Questo significa educare le persone ad ascoltarsi, a riconoscere lo stimolo reale della fame, a distinguerlo dalla cosiddetta “fame psicologica” ed a mangiare tenendo conto di queste sensazioni.

Lo strumento più efficace, capace di far ragiungere questi obbiettivi, sembra essere quello della registrazione e dell’analisi del poprio comportamento alimentare, ovviamente sotto uno stratto controllo da parte del professionista della nutrizione.

Se il nostro modo di alimentarci è divenuto oramai automatico, se abbiamo perduto la capacità di leggere gli stimoli del nostro corpo, il modo più efficace per affrontare il problema è quello dell’auto-osservazione mirata.

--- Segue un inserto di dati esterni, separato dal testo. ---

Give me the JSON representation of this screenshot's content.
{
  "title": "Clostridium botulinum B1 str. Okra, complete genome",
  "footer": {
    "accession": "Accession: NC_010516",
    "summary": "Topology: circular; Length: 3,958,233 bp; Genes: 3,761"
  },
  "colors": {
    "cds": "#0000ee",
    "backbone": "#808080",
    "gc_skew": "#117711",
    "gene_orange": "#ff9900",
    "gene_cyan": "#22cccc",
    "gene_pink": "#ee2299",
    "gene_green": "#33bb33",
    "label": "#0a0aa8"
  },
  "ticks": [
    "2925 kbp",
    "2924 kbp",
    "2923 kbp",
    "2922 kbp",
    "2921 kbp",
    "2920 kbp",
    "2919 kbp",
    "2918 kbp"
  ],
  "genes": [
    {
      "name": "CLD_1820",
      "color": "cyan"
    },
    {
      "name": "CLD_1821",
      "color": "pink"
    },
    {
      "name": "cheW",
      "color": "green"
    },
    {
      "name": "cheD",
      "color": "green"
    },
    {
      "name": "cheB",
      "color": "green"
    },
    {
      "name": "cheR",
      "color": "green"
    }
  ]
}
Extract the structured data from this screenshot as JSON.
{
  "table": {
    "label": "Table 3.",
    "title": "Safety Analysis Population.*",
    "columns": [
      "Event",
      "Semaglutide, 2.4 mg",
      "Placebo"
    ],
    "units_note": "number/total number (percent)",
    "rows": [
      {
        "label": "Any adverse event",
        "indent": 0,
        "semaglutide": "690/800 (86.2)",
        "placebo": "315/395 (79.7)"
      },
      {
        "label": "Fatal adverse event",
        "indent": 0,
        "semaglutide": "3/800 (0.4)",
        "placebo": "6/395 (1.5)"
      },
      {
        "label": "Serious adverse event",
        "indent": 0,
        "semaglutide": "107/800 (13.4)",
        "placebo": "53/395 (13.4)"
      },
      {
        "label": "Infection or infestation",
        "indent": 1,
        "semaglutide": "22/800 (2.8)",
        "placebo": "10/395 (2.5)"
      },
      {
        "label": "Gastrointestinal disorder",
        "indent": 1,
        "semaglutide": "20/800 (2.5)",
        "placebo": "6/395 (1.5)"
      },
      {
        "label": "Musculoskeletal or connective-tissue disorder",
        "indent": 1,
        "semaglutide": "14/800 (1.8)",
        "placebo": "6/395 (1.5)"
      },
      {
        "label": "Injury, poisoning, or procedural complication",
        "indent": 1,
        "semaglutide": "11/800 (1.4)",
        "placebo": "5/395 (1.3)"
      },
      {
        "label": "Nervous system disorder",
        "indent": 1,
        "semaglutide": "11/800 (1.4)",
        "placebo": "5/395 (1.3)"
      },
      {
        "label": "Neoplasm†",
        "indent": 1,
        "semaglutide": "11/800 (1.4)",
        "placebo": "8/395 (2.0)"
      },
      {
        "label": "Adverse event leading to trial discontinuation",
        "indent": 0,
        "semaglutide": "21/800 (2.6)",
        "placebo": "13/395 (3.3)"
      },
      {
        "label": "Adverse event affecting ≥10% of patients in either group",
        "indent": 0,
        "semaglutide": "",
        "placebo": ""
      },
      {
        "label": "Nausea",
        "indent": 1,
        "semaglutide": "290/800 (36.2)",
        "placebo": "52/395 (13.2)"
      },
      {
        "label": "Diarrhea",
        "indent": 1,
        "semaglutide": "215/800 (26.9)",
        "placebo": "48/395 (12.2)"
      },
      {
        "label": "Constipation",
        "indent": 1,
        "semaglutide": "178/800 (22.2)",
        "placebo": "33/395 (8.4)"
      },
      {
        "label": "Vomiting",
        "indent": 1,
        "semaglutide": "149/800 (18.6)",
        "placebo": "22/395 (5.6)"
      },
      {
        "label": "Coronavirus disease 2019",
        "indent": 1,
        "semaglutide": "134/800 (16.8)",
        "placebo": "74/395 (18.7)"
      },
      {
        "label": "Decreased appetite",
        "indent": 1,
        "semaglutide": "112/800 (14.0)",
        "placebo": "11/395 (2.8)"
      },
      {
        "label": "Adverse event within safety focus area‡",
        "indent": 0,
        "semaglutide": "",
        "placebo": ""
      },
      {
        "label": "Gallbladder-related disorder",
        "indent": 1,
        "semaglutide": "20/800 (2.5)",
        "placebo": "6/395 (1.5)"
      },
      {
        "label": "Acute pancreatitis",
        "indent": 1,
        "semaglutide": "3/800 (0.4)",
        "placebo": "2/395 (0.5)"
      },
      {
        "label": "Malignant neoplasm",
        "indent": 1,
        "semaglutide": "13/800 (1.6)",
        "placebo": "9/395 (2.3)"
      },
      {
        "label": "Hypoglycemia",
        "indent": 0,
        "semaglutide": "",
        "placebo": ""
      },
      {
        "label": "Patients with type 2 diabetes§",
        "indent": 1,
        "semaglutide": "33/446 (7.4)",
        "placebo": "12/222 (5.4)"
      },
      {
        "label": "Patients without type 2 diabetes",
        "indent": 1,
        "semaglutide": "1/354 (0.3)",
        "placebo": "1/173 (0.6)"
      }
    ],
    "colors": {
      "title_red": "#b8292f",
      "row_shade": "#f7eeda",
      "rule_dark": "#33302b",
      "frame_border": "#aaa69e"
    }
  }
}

Analizzare anche i minimi dettagli del proprio comportamento alimentare significa porre le basi per iniziare un rapporto normale con il cibo. Se si è capaci di dire sì ad un cibo. Sarà poi possibile in seguito dire di no. Dire di no è qualcosa che ci aiuta ad autodefinirci ma anche a dire di sì senza sensi di colpa. Sappiamo, inoltre, che una delle caratteristiche dei disturbi alimentari è quella della perdita di controllo sul cibo o, come nell’anoressia, di un eccessivo controllo sull’intromissione del cibo.

La dieta, in questo senso, non influisce affatto su questa problematica in quanto incide sul numero di calorie e non sulle cause della perdita di controllo. Si può dunque affermare che non si può dimagrire se prima non vengono messe sotto analisi le cause dell’ingrassare ed i motivi della sovralimentazione.